I’ve never read The Great Gatsby, and the synopsis doesn’t at all inspire me to start. However, one of the three male characters could meet up with the three spirits of Christmas and come to see the error of his ways, improving the sad outcome of that story.

On the humorous side, Bertie Wooster could meet up with Ebenezer Scrooge’s three Christmas ghosts and resolve to atone for his former self-indulgent lifestyle. He tries in his inept way to donate time + talent to some worthy cause, but Jeeves has to sort things out when they go awry.

Notes:

Cinderella, an old fairy tale, was recorded by French writer Charles Perrault
Oliver Twist is a classic novel by Charles Dickens
The Little Mermaid was a Hans Christian Anderson tale
Wuthering Heights was Emily Bronte’s only novel
Ebeneezer Scrooge is Charles Dicken’s notorious curmudgeon and tightwad
Pride & Prejudice was penned by Jane Austen
Romeo + Juliet, Hamlet and MacBeth were written by William Shakespeare
Lord Peter Wimsey was Dorothy Sayers’ famous detective
Miss Marple was Agatha Christie’s very successful sleuth
The Three Musketeers was written by Alexandre Dumas
The Great Gatsby was an F. Scott Fitzgerald novel
Bertie Wooster + his valet, Jeeves, were created by P. G. Wodehouse

2 thoughts on “Mashed Up Musings

  1. The notes at the end were helpful / and enjoyed this post very much and glad I made the time to come to your blog (as opposed to staying in the reader where your other post came up tonight)
    Anyhow – I never seem
    To tire of some of the mashups – esp anything with dickens’ three ghosts

    I am surprised you haven’t read the great gatsby.
    When you do I am curious to see your view of it!
    I was forced to read it in high school and skimmed it to get a good grade
    – had an average teacher for that one (not Mrs George who Made literature exciting)
    And then when my boys were growing it was on the queue for a read together and we put it down because it had drinking alcohol and a face slap!
    Not what they needed –
    Anyhow – I have not seen the holly wood movie – but when it came out I read the book (solo) and it is an easy read that you might like –
    It has social issues…. and more

    Liked by 1 person

  2. Thanks for your comments.I decided on the end notes because not everyone knows every old book and/or writer.
    The Great Gatsby has moral as well as social issues. Showing the lives of the decadent upper class in the 1920s, with several main characters having affairs and one fellow shot by a jealous husband, etc. The ending sounds like “much lost, nothing gained.” I like books where some useful knowledge or a better life is gained by, someone.

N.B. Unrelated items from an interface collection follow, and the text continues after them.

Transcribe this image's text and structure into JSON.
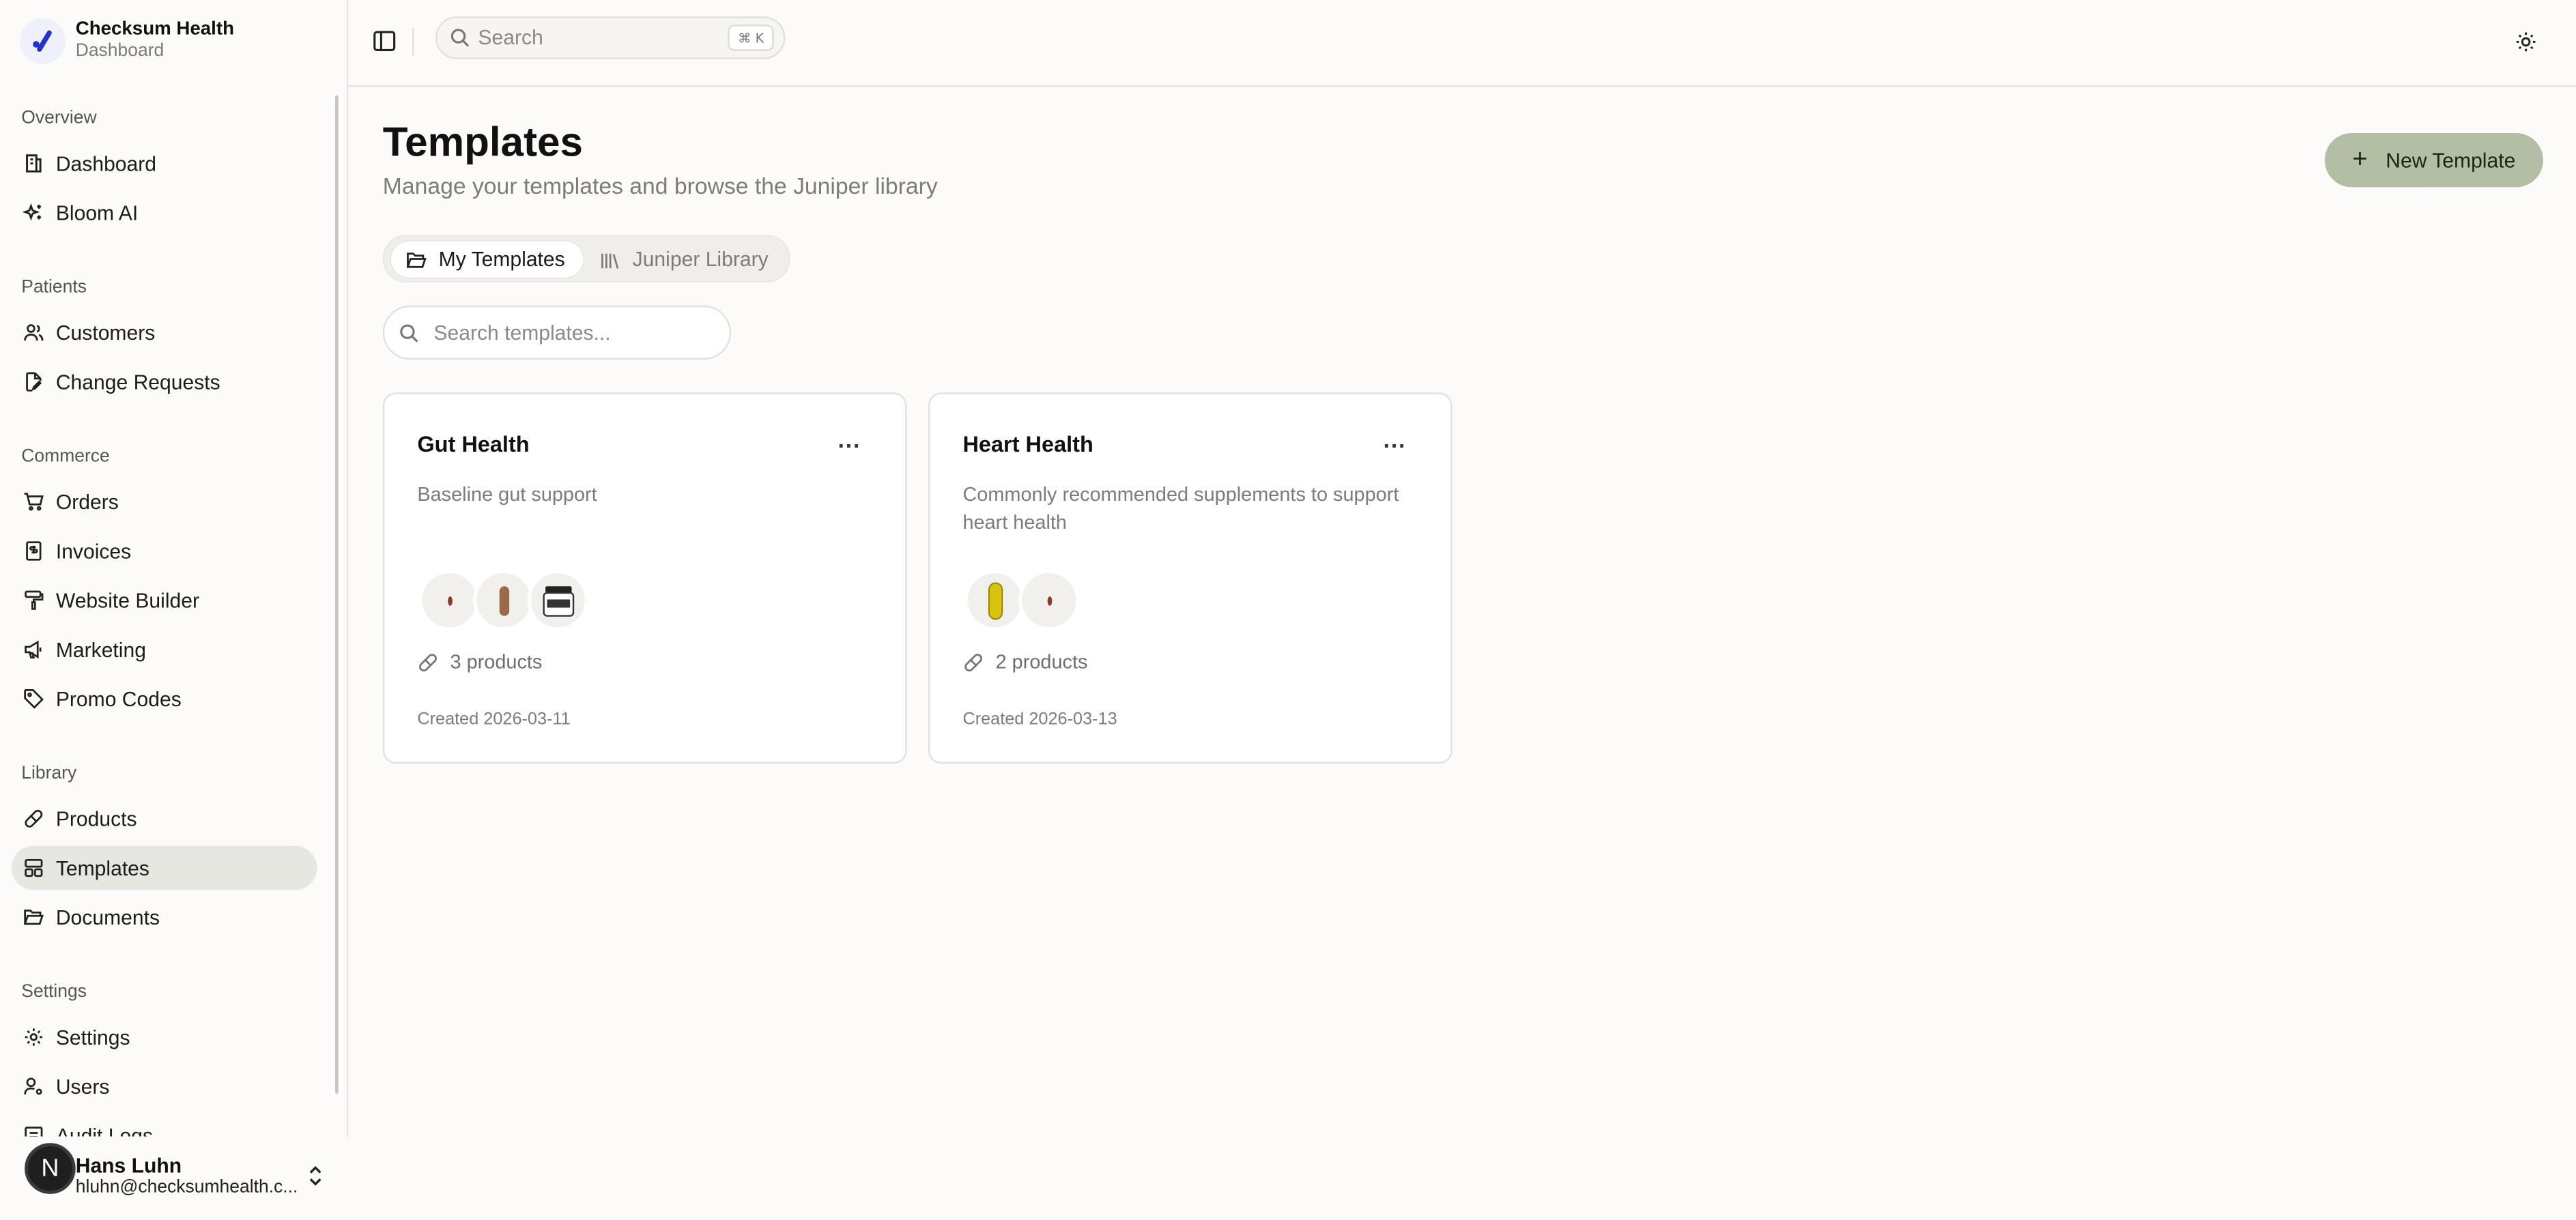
{
  "brand": {
    "title": "Checksum Health",
    "subtitle": "Dashboard"
  },
  "sidebar": {
    "groups": [
      {
        "label": "Overview",
        "items": [
          {
            "label": "Dashboard"
          },
          {
            "label": "Bloom AI"
          }
        ]
      },
      {
        "label": "Patients",
        "items": [
          {
            "label": "Customers"
          },
          {
            "label": "Change Requests"
          }
        ]
      },
      {
        "label": "Commerce",
        "items": [
          {
            "label": "Orders"
          },
          {
            "label": "Invoices"
          },
          {
            "label": "Website Builder"
          },
          {
            "label": "Marketing"
          },
          {
            "label": "Promo Codes"
          }
        ]
      },
      {
        "label": "Library",
        "items": [
          {
            "label": "Products"
          },
          {
            "label": "Templates"
          },
          {
            "label": "Documents"
          }
        ]
      },
      {
        "label": "Settings",
        "items": [
          {
            "label": "Settings"
          },
          {
            "label": "Users"
          },
          {
            "label": "Audit Logs"
          }
        ]
      }
    ],
    "active_item": "Templates"
  },
  "user": {
    "initial": "N",
    "name": "Hans Luhn",
    "email": "hluhn@checksumhealth.c..."
  },
  "topbar": {
    "search_placeholder": "Search",
    "shortcut": "⌘ K"
  },
  "page": {
    "title": "Templates",
    "subtitle": "Manage your templates and browse the Juniper library",
    "new_button": "New Template",
    "tabs": [
      {
        "label": "My Templates",
        "active": true
      },
      {
        "label": "Juniper Library",
        "active": false
      }
    ],
    "search_placeholder": "Search templates..."
  },
  "templates": [
    {
      "title": "Gut Health",
      "description": "Baseline gut support",
      "products_label": "3 products",
      "created": "Created 2026-03-11",
      "thumbnails": [
        "capsule-small-icon",
        "capsule-brown-icon",
        "jar-icon"
      ]
    },
    {
      "title": "Heart Health",
      "description": "Commonly recommended supplements to support heart health",
      "products_label": "2 products",
      "created": "Created 2026-03-13",
      "thumbnails": [
        "softgel-yellow-icon",
        "capsule-small-icon"
      ]
    }
  ],
  "colors": {
    "accent_button": "#b3bea4",
    "active_nav": "#e6e7e1",
    "brand_logo": "#2633c9"
  }
}
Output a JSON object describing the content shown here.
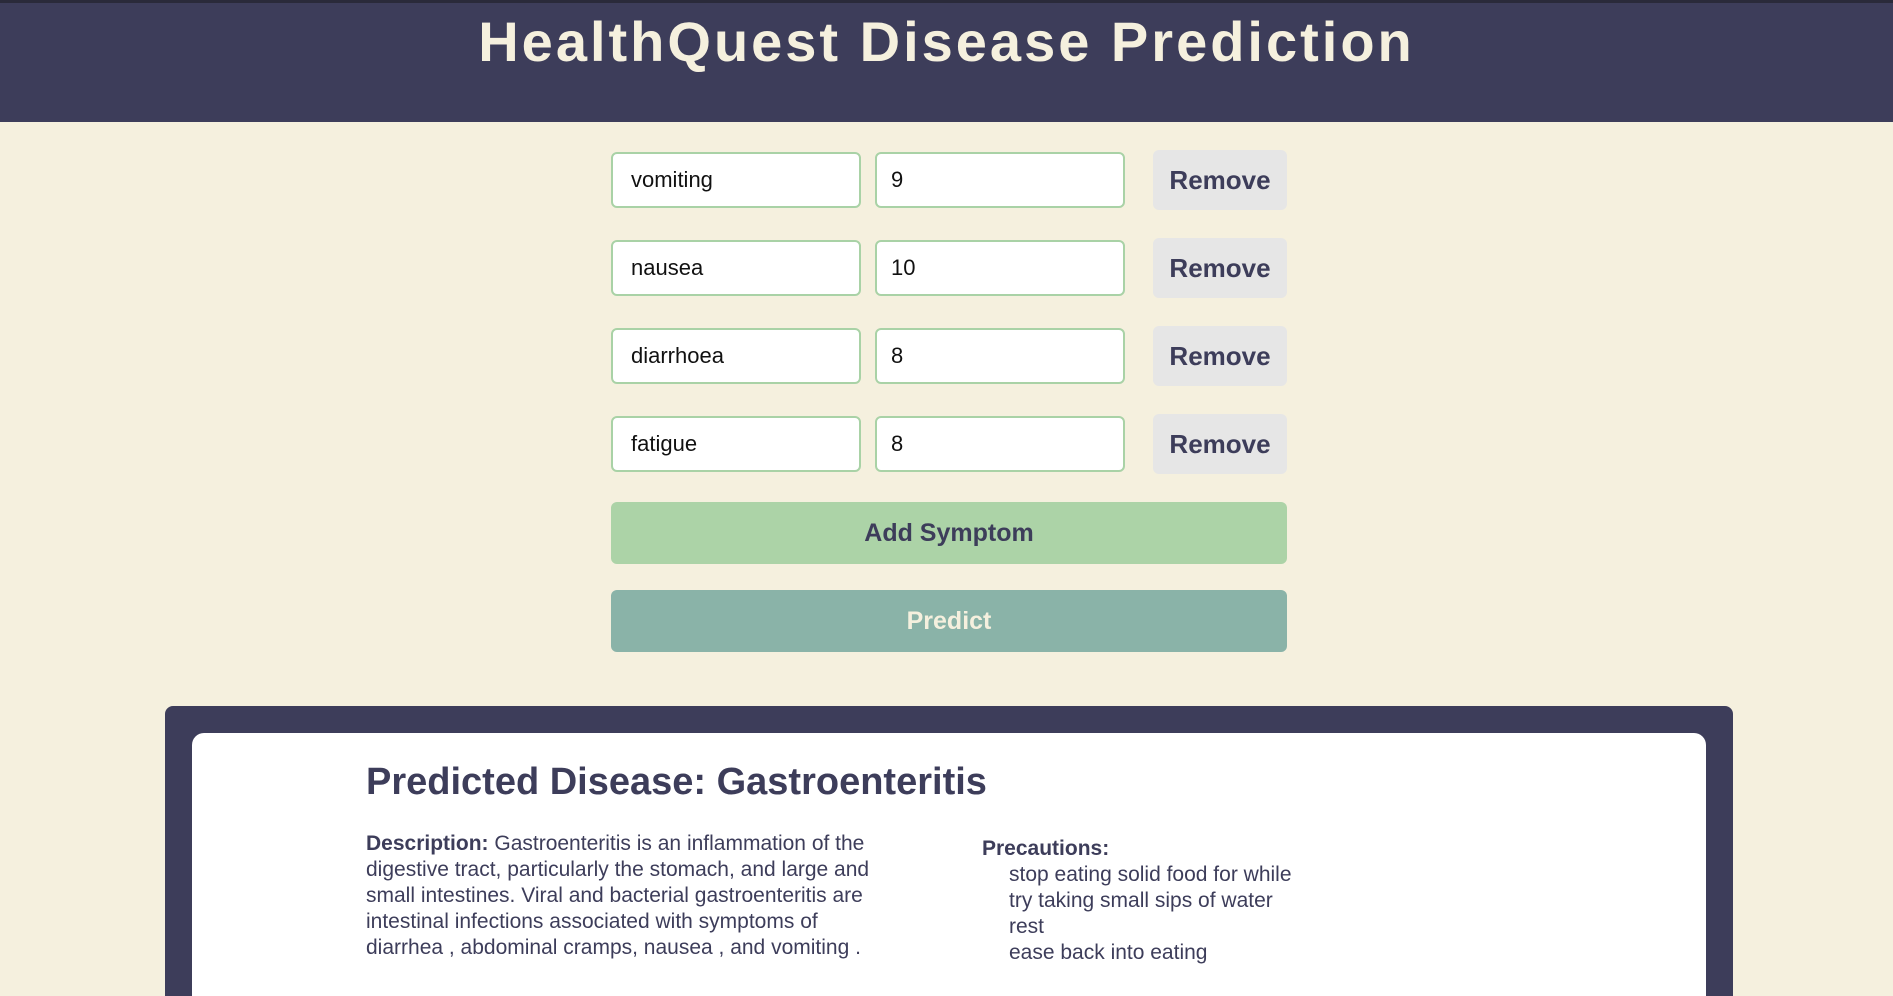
{
  "header": {
    "title": "HealthQuest Disease Prediction"
  },
  "symptoms": [
    {
      "name": "vomiting",
      "severity": "9",
      "remove_label": "Remove"
    },
    {
      "name": "nausea",
      "severity": "10",
      "remove_label": "Remove"
    },
    {
      "name": "diarrhoea",
      "severity": "8",
      "remove_label": "Remove"
    },
    {
      "name": "fatigue",
      "severity": "8",
      "remove_label": "Remove"
    }
  ],
  "actions": {
    "add_label": "Add Symptom",
    "predict_label": "Predict"
  },
  "result": {
    "title": "Predicted Disease: Gastroenteritis",
    "description_label": "Description:",
    "description": "Gastroenteritis is an inflammation of the digestive tract, particularly the stomach, and large and small intestines. Viral and bacterial gastroenteritis are intestinal infections associated with symptoms of diarrhea , abdominal cramps, nausea , and vomiting .",
    "precautions_label": "Precautions:",
    "precautions": [
      "stop eating solid food for while",
      "try taking small sips of water",
      "rest",
      "ease back into eating"
    ]
  },
  "colors": {
    "header_bg": "#3d3d5a",
    "page_bg": "#f5f0de",
    "add_button": "#acd3a7",
    "predict_button": "#8ab3a8",
    "input_border": "#a9d2a6"
  }
}
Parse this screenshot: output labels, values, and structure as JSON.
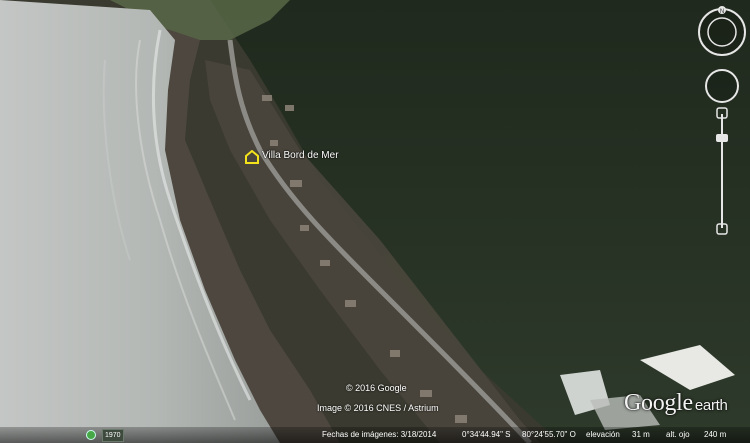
{
  "placemark": {
    "label": "Villa Bord de Mer",
    "icon": "house-icon",
    "color": "#f4e21a"
  },
  "copyright": {
    "line1": "© 2016 Google",
    "line2": "Image © 2016 CNES / Astrium"
  },
  "logo": {
    "google": "Google",
    "earth": "earth"
  },
  "navigation": {
    "compass_north": "N",
    "icons": [
      "compass-ring-icon",
      "look-joystick-icon",
      "zoom-slider-icon"
    ]
  },
  "statusbar": {
    "year": "1970",
    "imagery_date": "Fechas de imágenes: 3/18/2014",
    "latitude": "0°34'44.94\" S",
    "longitude": "80°24'55.70\" O",
    "elevation_label": "elevación",
    "elevation_value": "31 m",
    "eye_alt_label": "alt. ojo",
    "eye_alt_value": "240 m"
  },
  "colors": {
    "ocean": "#b7bcb9",
    "beach": "#4d473f",
    "forest": "#263024",
    "road": "#8b8a85"
  }
}
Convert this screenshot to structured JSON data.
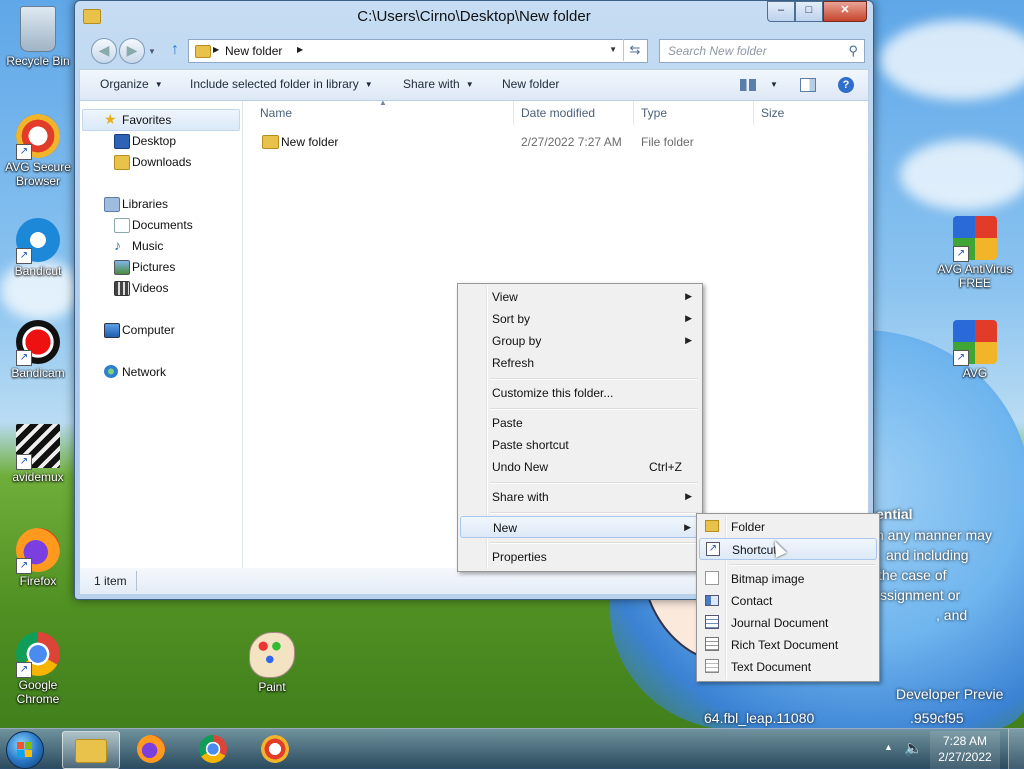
{
  "desktop": {
    "icons": [
      {
        "label": "Recycle Bin"
      },
      {
        "label": "AVG Secure Browser"
      },
      {
        "label": "Bandicut"
      },
      {
        "label": "Bandicam"
      },
      {
        "label": "avidemux"
      },
      {
        "label": "Firefox"
      },
      {
        "label": "Google Chrome"
      },
      {
        "label": "Paint"
      },
      {
        "label": "AVG AntiVirus FREE"
      },
      {
        "label": "AVG"
      }
    ],
    "wallpaper_text": {
      "line1": "ential",
      "line2": "n any manner may",
      "line3": "and including",
      "line4": "the case of",
      "line5": "ssignment or",
      "line6": ", and",
      "line7": "Developer Previe",
      "line8": "64.fbl_leap.11080",
      "line9": ".959cf95"
    }
  },
  "window": {
    "title": "C:\\Users\\Cirno\\Desktop\\New folder",
    "address": {
      "crumb": "New folder"
    },
    "search": {
      "placeholder": "Search New folder"
    },
    "toolbar": {
      "organize": "Organize",
      "include": "Include selected folder in library",
      "share": "Share with",
      "new_folder": "New folder"
    },
    "nav": {
      "favorites": "Favorites",
      "desktop": "Desktop",
      "downloads": "Downloads",
      "libraries": "Libraries",
      "documents": "Documents",
      "music": "Music",
      "pictures": "Pictures",
      "videos": "Videos",
      "computer": "Computer",
      "network": "Network"
    },
    "columns": {
      "name": "Name",
      "date": "Date modified",
      "type": "Type",
      "size": "Size"
    },
    "files": [
      {
        "name": "New folder",
        "date": "2/27/2022 7:27 AM",
        "type": "File folder",
        "size": ""
      }
    ],
    "status": "1 item"
  },
  "context_menu": {
    "items": [
      {
        "label": "View"
      },
      {
        "label": "Sort by"
      },
      {
        "label": "Group by"
      },
      {
        "label": "Refresh"
      },
      {
        "label": "Customize this folder..."
      },
      {
        "label": "Paste"
      },
      {
        "label": "Paste shortcut"
      },
      {
        "label": "Undo New",
        "shortcut": "Ctrl+Z"
      },
      {
        "label": "Share with"
      },
      {
        "label": "New"
      },
      {
        "label": "Properties"
      }
    ]
  },
  "new_submenu": {
    "items": [
      {
        "label": "Folder"
      },
      {
        "label": "Shortcut"
      },
      {
        "label": "Bitmap image"
      },
      {
        "label": "Contact"
      },
      {
        "label": "Journal Document"
      },
      {
        "label": "Rich Text Document"
      },
      {
        "label": "Text Document"
      }
    ]
  },
  "taskbar": {
    "clock_time": "7:28 AM",
    "clock_date": "2/27/2022"
  },
  "colors": {
    "folder": "#e9c24b",
    "highlight": "#dde9f7",
    "menu_bg": "#f0f0f0"
  }
}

    There are a few books that I’ve read in my life where nothing was gained, no one was improved. The main character(s) totally spoiled their chances for happiness and life went on until they died kind of thing. Wuthering Heights. Message in a Bottle by Nicholas Sparks, and The Stone Angel by Margaret Lawrence. I suppose if you want to learn what NOT to do in life, these are great examples.